Bilruta Frosta–Åsen AS
- Type: Private
- Industry: Transport
- Founded: 1929; 97 years ago
- Defunct: 2005
- Fate: Acquisition
- Successor: TrønderBilene
- Headquarters: Frosta, Norway
- Number of employees: 17 (2005)
- Parent: TrønderBilene

= Bilruta Frosta–Åsen =

Norwegian bus company

Bilruta Frosta–Åsen AS (BFÅ), sometimes trading as Frostabussen, was a bus company based in Frosta in Trøndelag, Norway.

The company was established in 1929, originally operating the bus services within Frosta, and from there to Åsen and Åsen Station. From the 1940s this route was extended north to Levanger and from the 1960s south to Trondheim. BFÅ established an express coach service between Trondheim and Namsos in 1987, as part of Nor-Way Bussekspress. The company was owned by the Revhaug family until 1999, when it was sold to TrønderBilene. It was fully merged into the latter in 2005.

==History==
A driveable road to Frosta was completed in 1920. Einar Ulvik started a bus service from Frosta to Åsen Station in Åsen Municipality in 1923, but it only lasted two seasons before he gave up. The main issue at the time was the poor road quality, particularly during the spring thaw, and lack of snow removal in winter. The next company to start up was a joint venture between Olav Westrum and Hjørmund Hagerup, who received the necessary permissions in 1929. They only operated short period before giving up.

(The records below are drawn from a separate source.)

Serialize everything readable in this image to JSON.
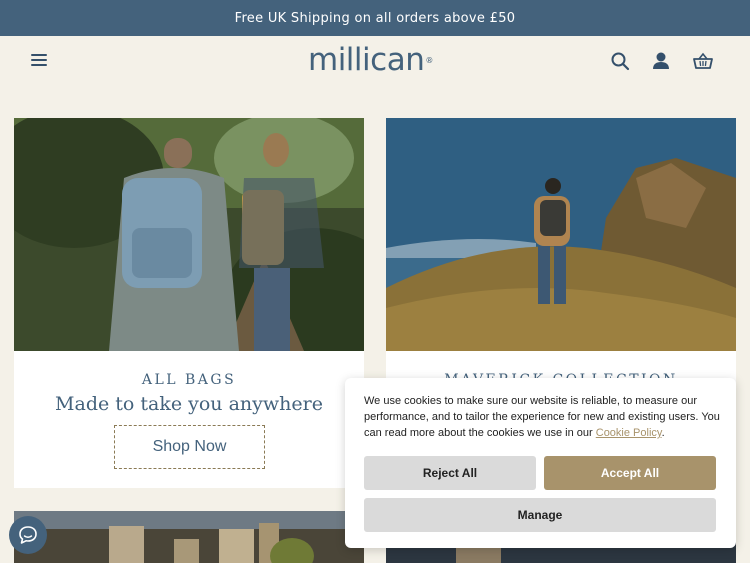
{
  "promo_bar": {
    "text": "Free UK Shipping on all orders above £50"
  },
  "header": {
    "logo_text": "millican",
    "logo_mark": "®",
    "icons": [
      "menu-icon",
      "search-icon",
      "account-icon",
      "basket-icon"
    ]
  },
  "cards": [
    {
      "eyebrow": "ALL BAGS",
      "title": "Made to take you anywhere",
      "button": "Shop Now"
    },
    {
      "eyebrow": "MAVERICK COLLECTION"
    }
  ],
  "cookie_banner": {
    "text_before": "We use cookies to make sure our website is reliable, to measure our performance, and to tailor the experience for new and existing users. You can read more about the cookies we use in our ",
    "link_text": "Cookie Policy",
    "text_after": ".",
    "reject_label": "Reject All",
    "accept_label": "Accept All",
    "manage_label": "Manage"
  },
  "colors": {
    "brand_blue": "#44627c",
    "background": "#f4f1e8",
    "accent_tan": "#a8936b",
    "reject_grey": "#dadada"
  }
}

Olav Revhaug had also applied for a concession, and was granted it when the former operation was shut down. He started a route from Frosta to Åsen Station, as well as to Mostad Quay. Revhaug applied for, but was denied concession to operate a route onwards to Trondheim, as this had been given to Sverk Riseth. This did not stop him from operating services to Steinkjer and Trondheim on a charter basis. Maintenance of the road between Frosta and Åsen improved dramatically in 1935, when it was classified as a national road, with corresponding improved funding.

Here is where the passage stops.